(Bloomberg) — NXP Semiconductors NV sold $2 billion of bonds to help finance the development of semiconductors that reduce energy consumption in products like power adapters and electric vehicles.
The chipmaker issued bonds in two parts, according to a person with knowledge of the matter, who asked not to be identified as the details are private. The longer portion of the deal, a 20-year security, yields 1.15 percentage points above Treasuries, down from the initially targeted 1.5% premium, the person said. That equates to about 3.30%.
The money will partly fund research and development for innovation in green chips, battery control and energy management for electric and hybrid cars, smart-building technologies, as well as energy-efficiency measures at NXP’s own facilities, the company said in a statement Tuesday. The funds were raised by subsidiaries NXP B.V., NXP Funding LLC and NXP USA Inc. The company raised $1 billion in green debt in April 2020.
Corporations and governments globally have raised about $156 billion from green bonds this year, nearly tripling the roughly $58 billion issued over the same span in 2020, according to data compiled by Bloomberg. The technology sector hasn’t been a huge contributor, amounting to only 1.2% of this year’s total.
Semiconductors are critical components to many aspects of modern life, and used in everything from washing machines, cars and computing. While chips have become incredibly powerful and efficient, using less and less energy, producing them is increasingly elaborate work. Chipmakers broadly acknowledge there’s a giant carbon footprint issue in their fabrication.
NXP said it has cut absolute emissions of perfluorinated compounds (PFCs), which are greenhouse gases, by 66%. Intel Corp., the world’s largest chipmaker, said it was already among the top three users of renewable energy in the U.S. Meanwhile, a global chip shortage is going from bad to worse with automakers on three continents joining tech giants Apple Inc. and Samsung Electronics Co. in flagging production cuts and lost revenue from the crisis.

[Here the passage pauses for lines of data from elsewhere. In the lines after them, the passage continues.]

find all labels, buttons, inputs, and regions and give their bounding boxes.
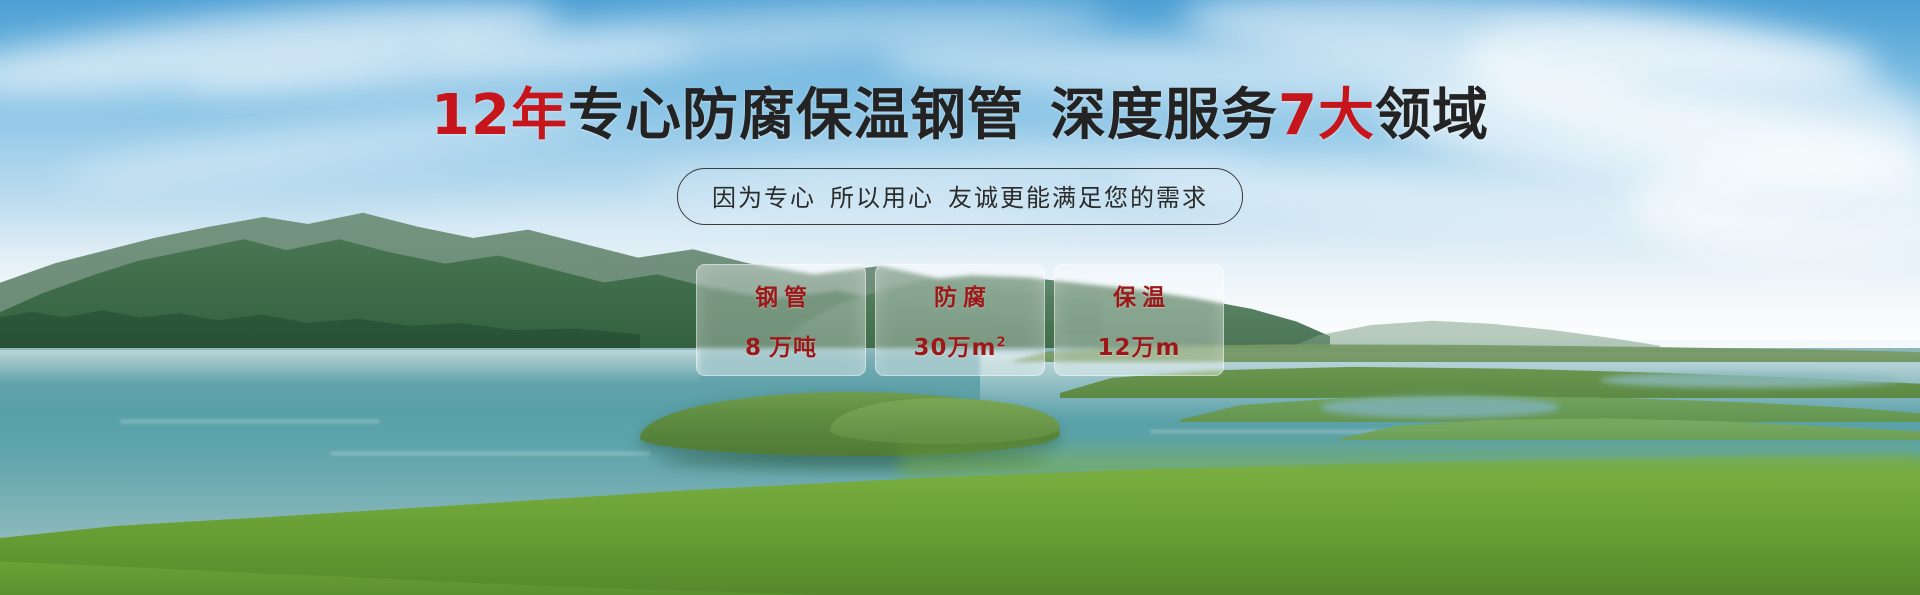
hero-banner: 12年专心防腐保温钢管深度服务7大领域 因为专心所以用心友诚更能满足您的需求 钢… bbox=[0, 0, 1920, 595]
headline-years: 12年 bbox=[431, 83, 568, 148]
banner-content: 12年专心防腐保温钢管深度服务7大领域 因为专心所以用心友诚更能满足您的需求 钢… bbox=[0, 0, 1920, 595]
stat-value-unit: 万m bbox=[1132, 335, 1181, 361]
headline-main-3: 领域 bbox=[1375, 83, 1489, 148]
stat-card-anticorrosion[interactable]: 防腐 30万m2 bbox=[875, 264, 1045, 376]
headline: 12年专心防腐保温钢管深度服务7大领域 bbox=[0, 88, 1920, 144]
subtitle-pill: 因为专心所以用心友诚更能满足您的需求 bbox=[677, 168, 1243, 225]
subtitle-part-2: 所以用心 bbox=[830, 184, 934, 212]
stat-card-value: 8万吨 bbox=[745, 328, 817, 362]
stat-card-list: 钢管 8万吨 防腐 30万m2 保温 12万m bbox=[0, 264, 1920, 376]
stat-value-number: 8 bbox=[745, 335, 762, 361]
subtitle-part-1: 因为专心 bbox=[712, 184, 816, 212]
stat-card-insulation[interactable]: 保温 12万m bbox=[1054, 264, 1224, 376]
stat-value-number: 12 bbox=[1098, 335, 1132, 361]
stat-value-number: 30 bbox=[913, 335, 947, 361]
subtitle-wrapper: 因为专心所以用心友诚更能满足您的需求 bbox=[0, 168, 1920, 225]
headline-fields: 7大 bbox=[1278, 83, 1375, 148]
stat-value-superscript: 2 bbox=[996, 335, 1006, 350]
headline-main-1: 专心防腐保温钢管 bbox=[568, 83, 1024, 148]
stat-card-steel-pipe[interactable]: 钢管 8万吨 bbox=[696, 264, 866, 376]
stat-card-title: 防腐 bbox=[928, 278, 992, 312]
stat-card-value: 30万m2 bbox=[913, 328, 1006, 362]
stat-value-unit: 万m bbox=[948, 335, 997, 361]
subtitle-part-3: 友诚更能满足您的需求 bbox=[948, 184, 1208, 212]
stat-card-value: 12万m bbox=[1098, 328, 1181, 362]
stat-value-unit: 万吨 bbox=[769, 335, 817, 361]
headline-main-2: 深度服务 bbox=[1050, 83, 1278, 148]
stat-card-title: 钢管 bbox=[749, 278, 813, 312]
stat-card-title: 保温 bbox=[1107, 278, 1171, 312]
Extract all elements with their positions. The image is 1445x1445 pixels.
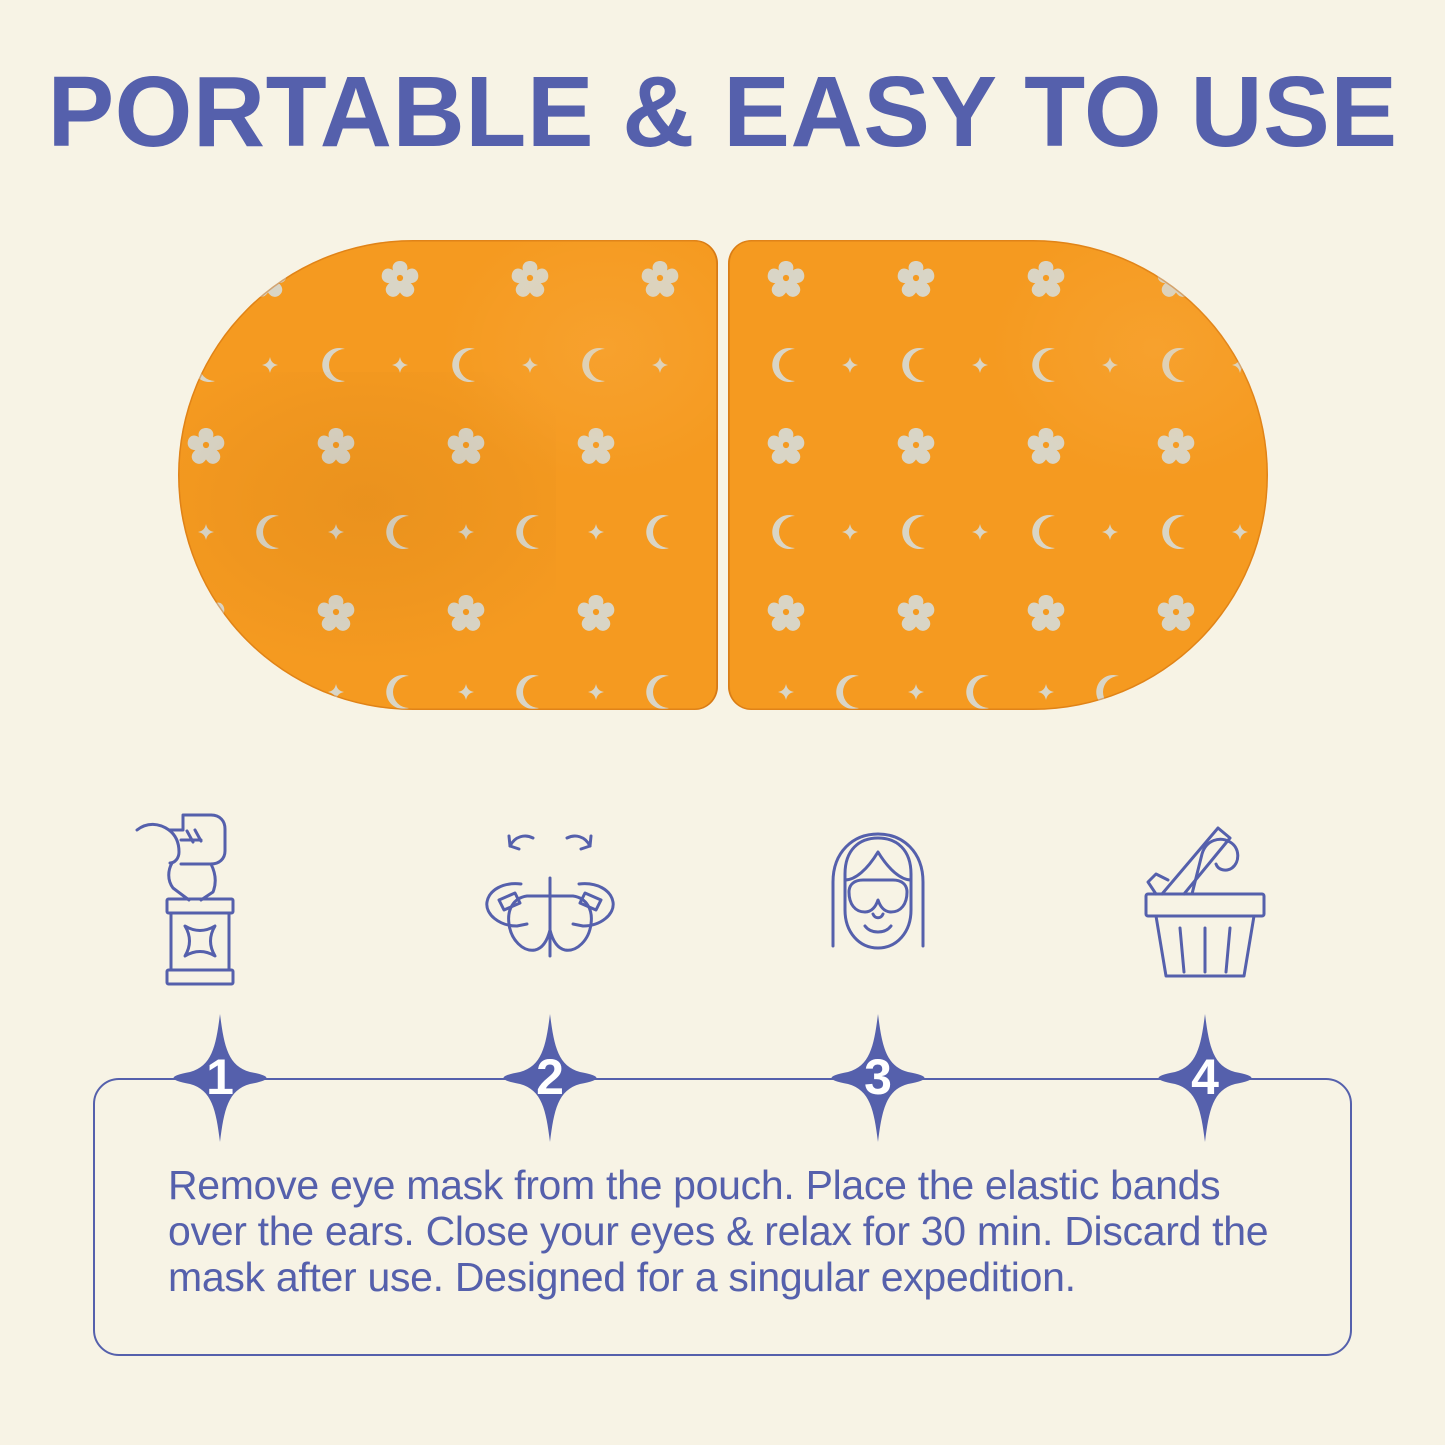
woman-wearing-eye-mask-icon xyxy=(783,806,973,996)
step-2-icon-wrap xyxy=(455,806,645,996)
hand-removing-mask-from-pouch-icon xyxy=(125,806,315,996)
step-badge-1-number: 1 xyxy=(166,1012,274,1144)
step-badge-1[interactable]: 1 xyxy=(166,1012,274,1144)
infographic-page: PORTABLE & EASY TO USE xyxy=(0,0,1445,1445)
mask-pattern-left xyxy=(178,240,718,710)
step-icons-row xyxy=(0,806,1445,996)
mask-pattern-right xyxy=(728,240,1268,710)
step-badge-3-number: 3 xyxy=(824,1012,932,1144)
step-3-icon-wrap xyxy=(783,806,973,996)
trash-bin-discard-icon xyxy=(1110,806,1300,996)
step-badge-2-number: 2 xyxy=(496,1012,604,1144)
step-badge-3[interactable]: 3 xyxy=(824,1012,932,1144)
page-title: PORTABLE & EASY TO USE xyxy=(0,62,1445,162)
step-1-icon-wrap xyxy=(125,806,315,996)
eye-mask-pad-left xyxy=(178,240,718,710)
product-image xyxy=(178,240,1268,710)
step-4-icon-wrap xyxy=(1110,806,1300,996)
step-badge-4-number: 4 xyxy=(1151,1012,1259,1144)
instruction-text: Remove eye mask from the pouch. Place th… xyxy=(168,1162,1298,1300)
eye-mask-unfolding-straps-icon xyxy=(455,806,645,996)
step-badge-2[interactable]: 2 xyxy=(496,1012,604,1144)
eye-mask-pad-right xyxy=(728,240,1268,710)
step-badge-4[interactable]: 4 xyxy=(1151,1012,1259,1144)
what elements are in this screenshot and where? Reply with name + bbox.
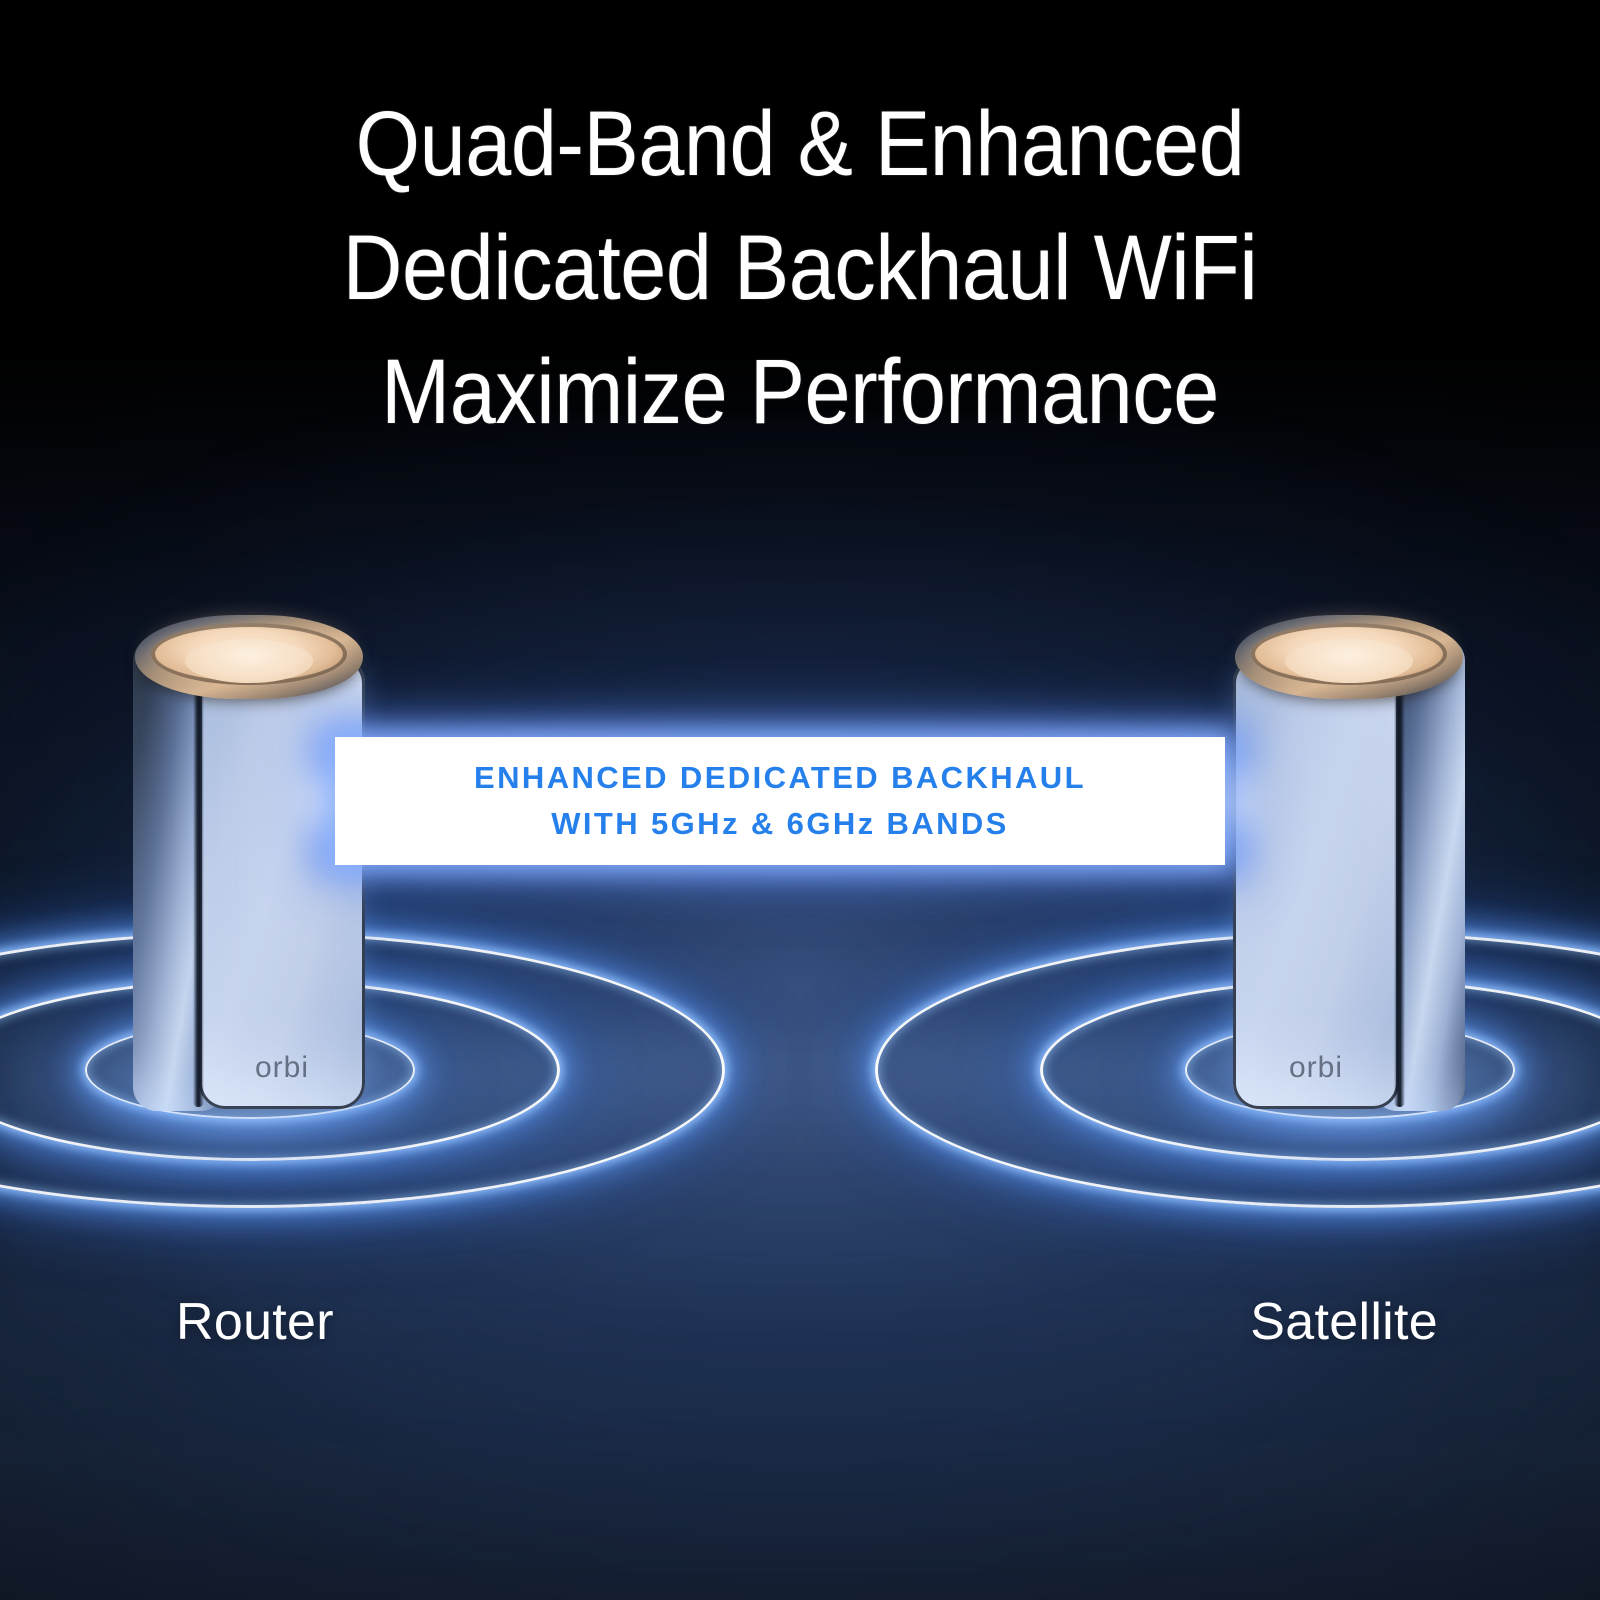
satellite-device: orbi bbox=[1233, 615, 1465, 1115]
backhaul-banner: ENHANCED DEDICATED BACKHAUL WITH 5GHz & … bbox=[335, 737, 1225, 865]
router-caption: Router bbox=[176, 1292, 334, 1352]
banner-panel: ENHANCED DEDICATED BACKHAUL WITH 5GHz & … bbox=[335, 737, 1225, 865]
satellite-brand-logo: orbi bbox=[1233, 1051, 1465, 1085]
marketing-hero-image: Quad-Band & Enhanced Dedicated Backhaul … bbox=[0, 0, 1600, 1600]
headline-line-1: Quad-Band & Enhanced bbox=[80, 82, 1520, 206]
satellite-status-light-core-icon bbox=[1285, 639, 1413, 683]
banner-line-1: ENHANCED DEDICATED BACKHAUL bbox=[474, 755, 1086, 801]
headline-line-2: Dedicated Backhaul WiFi bbox=[80, 206, 1520, 330]
satellite-body: orbi bbox=[1233, 615, 1465, 1115]
satellite-edge-seam bbox=[1394, 659, 1405, 1107]
router-status-light-core-icon bbox=[185, 639, 313, 683]
page-title: Quad-Band & Enhanced Dedicated Backhaul … bbox=[80, 82, 1520, 454]
router-edge-seam bbox=[193, 659, 204, 1107]
satellite-status-light-ring-icon bbox=[1251, 623, 1447, 685]
router-top-cap bbox=[135, 615, 363, 699]
headline-line-3: Maximize Performance bbox=[80, 330, 1520, 454]
router-status-light-ring-icon bbox=[151, 623, 347, 685]
satellite-caption: Satellite bbox=[1250, 1292, 1438, 1352]
router-brand-logo: orbi bbox=[133, 1051, 365, 1085]
banner-line-2: WITH 5GHz & 6GHz BANDS bbox=[551, 801, 1009, 847]
satellite-front-face bbox=[1233, 657, 1399, 1109]
satellite-top-cap bbox=[1235, 615, 1463, 699]
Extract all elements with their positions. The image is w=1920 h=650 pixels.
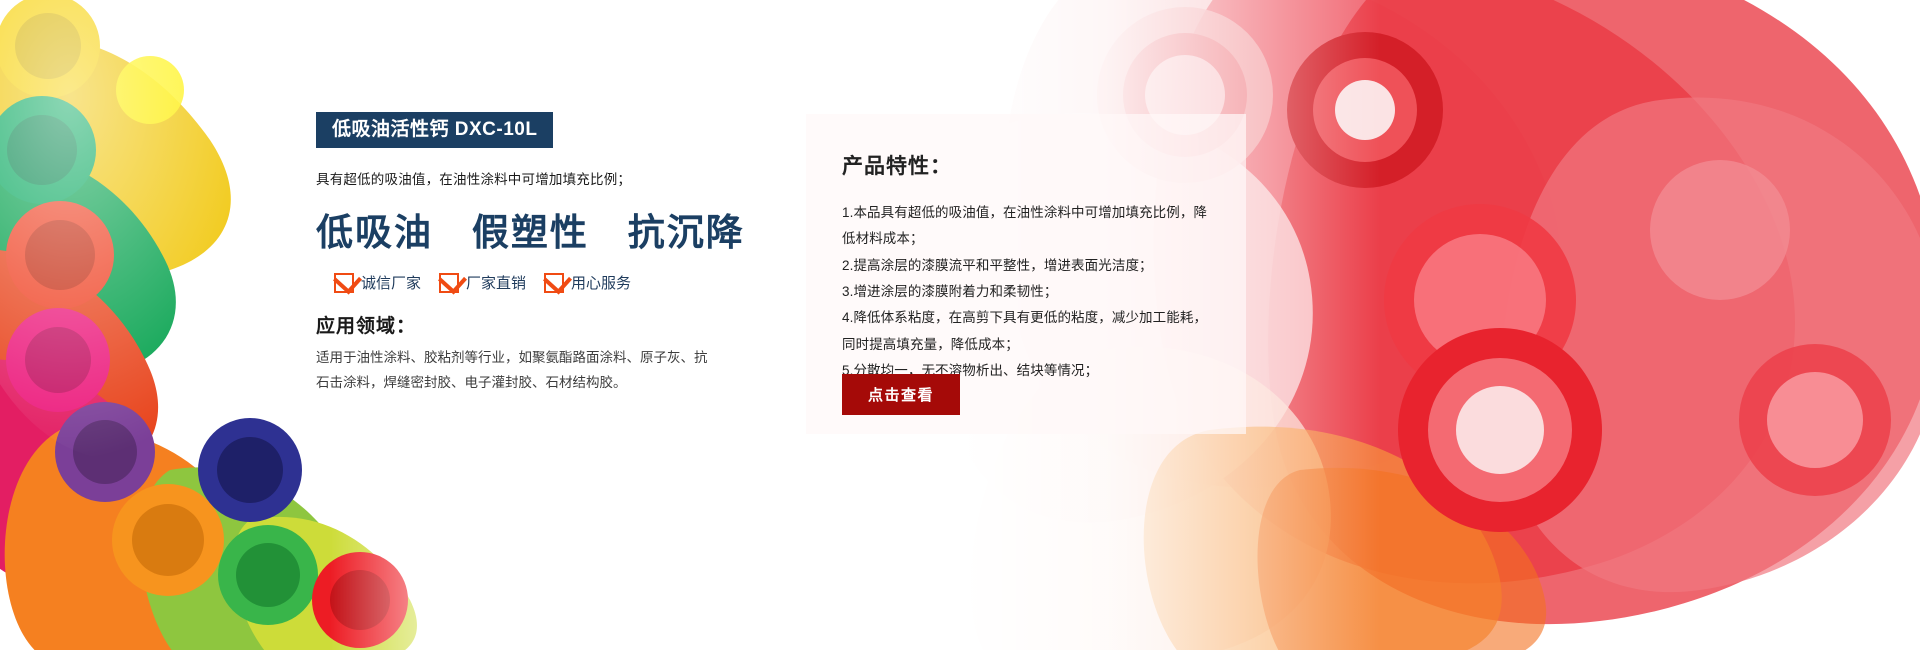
view-details-button[interactable]: 点击查看 xyxy=(842,374,960,415)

Considerable demand for the NXP offering could drive down spreads on the 10-year offering toward 100 basis points, “as double-digit revenue growth returns and credit quality stays on an improving trajectory,” Bloomberg Intelligence analysts Robert Schiffman and Suborna Panja wrote in a note Tuesday.
The Eindhoven, Netherlands-based company has approximately 29,000 employees in more than 30 countries and generated $8.61 billion in revenue last year.
Barclays Plc, Citigroup Inc. and Credit Suisse Group AG managed the sale, the person said.